Honestly, a lot of the problems people have with programming that they use AI to solve can be solved with better language design and dev tools.

For example, I like LLMs because they take care of a lot of the boilerplate I have to write.

But I only have to write that boilerplate because it's part of the language design. Advances in syntax and programming systems can yield similar speedups in programming ability. I've seen a 100x boost in productivity that came down to switching to a DSL versus C++.

Maybe we need more DSLs, better programming systems, better debugging tools, and we don't really need LLMs the way LLM makers are telling us? LLMs only seem so great because our computer architecture, languages and dev tooling and hardware are stuck in the past.

Instead of being happy with the Von Neumann architecture, we should be exploring highly parallel computer architectures.

Instead of being happy with imperative languages, we should be investing heavily in studying other programming systems and new paradigms.

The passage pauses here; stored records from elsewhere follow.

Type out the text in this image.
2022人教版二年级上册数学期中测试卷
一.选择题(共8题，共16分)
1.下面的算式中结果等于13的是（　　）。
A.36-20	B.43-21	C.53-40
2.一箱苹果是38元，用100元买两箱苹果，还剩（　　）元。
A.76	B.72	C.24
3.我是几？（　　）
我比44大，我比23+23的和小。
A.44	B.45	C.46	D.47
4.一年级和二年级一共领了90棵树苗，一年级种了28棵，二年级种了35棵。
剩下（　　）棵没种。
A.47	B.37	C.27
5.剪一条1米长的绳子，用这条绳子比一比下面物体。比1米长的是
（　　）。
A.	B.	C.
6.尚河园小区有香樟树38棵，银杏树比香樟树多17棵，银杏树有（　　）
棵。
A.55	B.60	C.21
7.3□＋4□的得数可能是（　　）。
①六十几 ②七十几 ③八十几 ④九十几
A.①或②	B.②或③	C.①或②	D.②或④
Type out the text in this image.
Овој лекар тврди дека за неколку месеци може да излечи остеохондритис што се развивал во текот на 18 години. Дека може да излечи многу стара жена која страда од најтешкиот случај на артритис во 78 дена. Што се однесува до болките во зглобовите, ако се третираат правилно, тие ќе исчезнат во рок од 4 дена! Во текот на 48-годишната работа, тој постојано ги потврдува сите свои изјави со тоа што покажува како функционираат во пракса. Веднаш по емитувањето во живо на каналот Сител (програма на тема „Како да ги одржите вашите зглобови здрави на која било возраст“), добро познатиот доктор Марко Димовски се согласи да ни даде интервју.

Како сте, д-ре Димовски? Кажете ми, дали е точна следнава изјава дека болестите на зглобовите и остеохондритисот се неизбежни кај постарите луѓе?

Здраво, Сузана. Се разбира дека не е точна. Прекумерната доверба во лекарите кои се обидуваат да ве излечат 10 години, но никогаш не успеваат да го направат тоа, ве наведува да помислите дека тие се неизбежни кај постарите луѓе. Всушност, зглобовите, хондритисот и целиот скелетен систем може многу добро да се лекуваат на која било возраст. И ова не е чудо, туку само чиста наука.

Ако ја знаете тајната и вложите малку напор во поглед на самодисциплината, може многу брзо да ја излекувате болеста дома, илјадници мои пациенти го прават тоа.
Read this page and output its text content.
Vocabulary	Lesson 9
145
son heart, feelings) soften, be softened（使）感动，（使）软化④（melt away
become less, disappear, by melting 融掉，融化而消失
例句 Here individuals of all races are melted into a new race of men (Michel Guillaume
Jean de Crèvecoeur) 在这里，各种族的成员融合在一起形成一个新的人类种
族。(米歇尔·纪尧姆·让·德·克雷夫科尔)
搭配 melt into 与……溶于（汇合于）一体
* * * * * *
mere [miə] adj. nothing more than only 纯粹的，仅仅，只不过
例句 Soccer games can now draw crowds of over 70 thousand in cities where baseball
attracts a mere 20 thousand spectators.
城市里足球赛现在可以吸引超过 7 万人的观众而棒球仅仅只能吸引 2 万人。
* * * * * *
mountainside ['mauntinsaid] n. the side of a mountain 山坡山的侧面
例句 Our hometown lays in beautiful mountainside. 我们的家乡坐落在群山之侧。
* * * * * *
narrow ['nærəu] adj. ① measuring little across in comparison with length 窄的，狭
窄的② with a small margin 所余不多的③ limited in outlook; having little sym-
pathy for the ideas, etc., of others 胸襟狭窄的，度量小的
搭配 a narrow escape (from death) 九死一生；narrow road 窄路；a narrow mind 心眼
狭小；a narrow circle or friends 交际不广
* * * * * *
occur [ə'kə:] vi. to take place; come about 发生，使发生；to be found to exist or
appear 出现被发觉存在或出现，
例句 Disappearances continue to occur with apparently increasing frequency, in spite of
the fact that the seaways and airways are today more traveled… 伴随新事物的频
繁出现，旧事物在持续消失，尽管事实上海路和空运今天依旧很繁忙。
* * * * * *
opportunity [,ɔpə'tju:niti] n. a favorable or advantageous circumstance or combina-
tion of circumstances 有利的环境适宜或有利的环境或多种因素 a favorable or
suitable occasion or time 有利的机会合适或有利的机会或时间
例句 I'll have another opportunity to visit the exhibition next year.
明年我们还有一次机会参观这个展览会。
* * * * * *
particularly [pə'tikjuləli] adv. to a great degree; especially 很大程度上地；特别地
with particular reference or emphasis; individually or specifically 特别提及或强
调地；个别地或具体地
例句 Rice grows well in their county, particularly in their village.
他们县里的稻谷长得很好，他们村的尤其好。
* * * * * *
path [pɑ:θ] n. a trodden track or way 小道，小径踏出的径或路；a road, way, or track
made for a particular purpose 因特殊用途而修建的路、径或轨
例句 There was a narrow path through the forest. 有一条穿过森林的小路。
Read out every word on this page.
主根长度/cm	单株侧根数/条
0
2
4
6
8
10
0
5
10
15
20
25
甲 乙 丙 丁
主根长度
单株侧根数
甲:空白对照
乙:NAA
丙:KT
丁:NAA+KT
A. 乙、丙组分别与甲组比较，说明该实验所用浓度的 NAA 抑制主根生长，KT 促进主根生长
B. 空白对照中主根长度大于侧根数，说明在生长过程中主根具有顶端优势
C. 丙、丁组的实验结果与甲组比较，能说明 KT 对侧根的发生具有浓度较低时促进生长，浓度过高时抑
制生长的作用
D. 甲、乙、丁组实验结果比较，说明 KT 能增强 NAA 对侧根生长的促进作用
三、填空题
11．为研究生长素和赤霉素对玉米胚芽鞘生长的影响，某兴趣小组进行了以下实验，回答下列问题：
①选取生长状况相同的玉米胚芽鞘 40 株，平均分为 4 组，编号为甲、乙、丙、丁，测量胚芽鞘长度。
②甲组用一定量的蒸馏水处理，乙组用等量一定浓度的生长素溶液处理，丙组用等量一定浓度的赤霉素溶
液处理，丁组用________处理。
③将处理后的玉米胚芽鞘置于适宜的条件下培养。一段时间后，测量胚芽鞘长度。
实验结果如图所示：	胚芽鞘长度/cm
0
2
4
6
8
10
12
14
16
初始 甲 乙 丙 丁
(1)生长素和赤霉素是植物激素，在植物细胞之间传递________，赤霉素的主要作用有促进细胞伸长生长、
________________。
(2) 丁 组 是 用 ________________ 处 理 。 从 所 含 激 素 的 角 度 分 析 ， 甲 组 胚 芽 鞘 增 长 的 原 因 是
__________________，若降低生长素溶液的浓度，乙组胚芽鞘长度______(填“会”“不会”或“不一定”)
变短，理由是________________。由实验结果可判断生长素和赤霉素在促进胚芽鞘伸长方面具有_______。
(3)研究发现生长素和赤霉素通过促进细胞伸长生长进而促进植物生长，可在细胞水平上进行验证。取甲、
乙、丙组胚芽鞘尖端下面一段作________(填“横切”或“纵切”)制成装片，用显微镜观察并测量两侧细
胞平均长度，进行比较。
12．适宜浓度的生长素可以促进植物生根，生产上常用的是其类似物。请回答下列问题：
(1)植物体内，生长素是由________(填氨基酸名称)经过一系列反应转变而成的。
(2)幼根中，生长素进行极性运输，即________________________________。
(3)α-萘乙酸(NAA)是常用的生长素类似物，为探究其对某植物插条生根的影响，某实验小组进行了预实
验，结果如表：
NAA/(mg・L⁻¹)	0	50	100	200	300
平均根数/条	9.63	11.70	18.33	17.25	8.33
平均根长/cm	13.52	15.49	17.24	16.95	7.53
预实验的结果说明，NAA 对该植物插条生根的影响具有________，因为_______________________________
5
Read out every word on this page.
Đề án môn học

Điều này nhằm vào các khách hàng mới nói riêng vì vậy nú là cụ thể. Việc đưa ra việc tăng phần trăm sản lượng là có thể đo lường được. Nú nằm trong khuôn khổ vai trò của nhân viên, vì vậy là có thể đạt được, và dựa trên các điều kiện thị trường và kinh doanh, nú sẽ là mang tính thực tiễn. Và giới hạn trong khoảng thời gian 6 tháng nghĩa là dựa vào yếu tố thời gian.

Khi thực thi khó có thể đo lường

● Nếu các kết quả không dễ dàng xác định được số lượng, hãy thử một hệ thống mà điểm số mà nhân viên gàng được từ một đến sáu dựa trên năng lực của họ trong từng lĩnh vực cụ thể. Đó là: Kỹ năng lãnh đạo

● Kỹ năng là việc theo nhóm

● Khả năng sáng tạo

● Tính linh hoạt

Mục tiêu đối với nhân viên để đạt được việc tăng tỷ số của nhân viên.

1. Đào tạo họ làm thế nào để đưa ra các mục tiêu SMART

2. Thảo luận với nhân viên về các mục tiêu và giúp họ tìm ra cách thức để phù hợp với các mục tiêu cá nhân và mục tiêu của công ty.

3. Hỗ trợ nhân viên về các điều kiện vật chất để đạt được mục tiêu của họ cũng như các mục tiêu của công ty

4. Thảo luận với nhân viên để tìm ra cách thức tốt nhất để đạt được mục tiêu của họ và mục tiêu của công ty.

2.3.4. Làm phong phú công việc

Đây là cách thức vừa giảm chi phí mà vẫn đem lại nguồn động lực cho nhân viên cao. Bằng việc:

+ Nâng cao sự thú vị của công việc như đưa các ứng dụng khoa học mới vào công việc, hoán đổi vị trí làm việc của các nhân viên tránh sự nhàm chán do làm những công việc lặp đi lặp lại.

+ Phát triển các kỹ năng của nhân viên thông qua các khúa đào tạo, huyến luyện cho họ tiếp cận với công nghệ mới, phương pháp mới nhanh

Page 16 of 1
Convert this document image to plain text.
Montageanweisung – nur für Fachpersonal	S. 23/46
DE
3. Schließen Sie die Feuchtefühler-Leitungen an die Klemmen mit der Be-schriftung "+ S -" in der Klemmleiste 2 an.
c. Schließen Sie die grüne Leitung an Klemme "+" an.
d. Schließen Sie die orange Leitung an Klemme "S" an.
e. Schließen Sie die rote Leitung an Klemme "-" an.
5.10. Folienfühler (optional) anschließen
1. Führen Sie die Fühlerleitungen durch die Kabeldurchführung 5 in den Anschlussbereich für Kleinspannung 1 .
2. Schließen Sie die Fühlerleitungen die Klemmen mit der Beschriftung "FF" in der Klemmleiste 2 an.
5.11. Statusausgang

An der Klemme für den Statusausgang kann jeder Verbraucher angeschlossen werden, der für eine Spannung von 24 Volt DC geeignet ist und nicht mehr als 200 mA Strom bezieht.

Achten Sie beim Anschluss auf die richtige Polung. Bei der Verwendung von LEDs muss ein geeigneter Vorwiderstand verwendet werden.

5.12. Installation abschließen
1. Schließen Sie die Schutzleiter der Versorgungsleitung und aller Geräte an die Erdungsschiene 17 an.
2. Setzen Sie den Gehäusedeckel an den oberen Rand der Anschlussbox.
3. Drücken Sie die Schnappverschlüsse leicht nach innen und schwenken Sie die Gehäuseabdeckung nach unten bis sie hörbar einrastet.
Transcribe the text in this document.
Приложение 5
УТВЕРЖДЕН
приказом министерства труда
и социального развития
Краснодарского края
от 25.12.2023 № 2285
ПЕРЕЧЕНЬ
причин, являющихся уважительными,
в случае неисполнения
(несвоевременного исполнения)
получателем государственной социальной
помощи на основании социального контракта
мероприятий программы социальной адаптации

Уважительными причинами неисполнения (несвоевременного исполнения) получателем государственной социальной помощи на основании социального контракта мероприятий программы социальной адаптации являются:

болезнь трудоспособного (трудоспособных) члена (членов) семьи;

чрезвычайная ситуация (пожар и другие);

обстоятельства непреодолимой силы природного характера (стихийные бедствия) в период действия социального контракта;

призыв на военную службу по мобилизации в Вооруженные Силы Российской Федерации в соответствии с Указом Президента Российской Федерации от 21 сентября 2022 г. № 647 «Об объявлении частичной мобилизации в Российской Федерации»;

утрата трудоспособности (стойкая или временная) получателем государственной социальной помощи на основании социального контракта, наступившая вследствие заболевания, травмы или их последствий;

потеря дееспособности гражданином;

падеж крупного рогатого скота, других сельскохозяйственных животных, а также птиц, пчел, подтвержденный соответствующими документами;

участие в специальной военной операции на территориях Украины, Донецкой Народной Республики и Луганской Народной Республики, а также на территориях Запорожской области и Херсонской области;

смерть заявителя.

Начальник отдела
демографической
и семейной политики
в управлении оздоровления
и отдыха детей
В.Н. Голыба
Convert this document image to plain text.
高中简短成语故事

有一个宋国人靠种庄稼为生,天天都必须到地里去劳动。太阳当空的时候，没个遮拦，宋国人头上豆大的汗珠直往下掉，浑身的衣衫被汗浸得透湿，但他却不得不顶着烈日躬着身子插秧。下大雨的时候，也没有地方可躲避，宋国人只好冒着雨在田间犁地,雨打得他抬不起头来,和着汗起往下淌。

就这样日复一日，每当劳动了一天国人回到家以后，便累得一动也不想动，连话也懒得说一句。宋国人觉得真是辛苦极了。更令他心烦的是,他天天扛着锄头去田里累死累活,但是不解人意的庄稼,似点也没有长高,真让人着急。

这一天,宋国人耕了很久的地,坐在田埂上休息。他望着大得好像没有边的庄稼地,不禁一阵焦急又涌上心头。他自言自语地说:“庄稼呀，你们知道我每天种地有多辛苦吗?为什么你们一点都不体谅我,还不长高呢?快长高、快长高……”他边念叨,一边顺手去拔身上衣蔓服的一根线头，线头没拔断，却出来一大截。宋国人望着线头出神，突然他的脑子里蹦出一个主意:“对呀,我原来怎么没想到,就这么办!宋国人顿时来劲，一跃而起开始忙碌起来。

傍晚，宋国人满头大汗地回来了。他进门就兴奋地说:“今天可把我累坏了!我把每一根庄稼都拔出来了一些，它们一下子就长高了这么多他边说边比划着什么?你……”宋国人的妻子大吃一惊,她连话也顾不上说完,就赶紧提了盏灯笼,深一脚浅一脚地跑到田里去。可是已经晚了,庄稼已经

Instead of being happy coding in a 1D text buffer, we should be investing more in completely imaginative ways of building programs in AR, VR, 3D, 2D.

LLMs are going to play a part here, but I think really they are a band-aid to a larger problem, which is that we've climbed too high in one particular direction (von-neuman/imperative/text) and we are at a local maxima. We've been there since 2019 maybe.

There are many other promising peaks to climb, avenues of research that were discovered in the 60s/70s/80s/90s have been left to atrophy the past 30 years as the people who were investigating those paths refocused or are now gone.

I think all these billions invested in AI are going to vaporize, and maybe then investors will focus back on the fundamentals.

LLMs are like the antenna at the top of the Empire State Building. Yes, you can keep going up if you climb up there, but it's unstable and eventually there really is a hard limit.

If we want to go higher that that, we need to build a wider and deeper foundation first.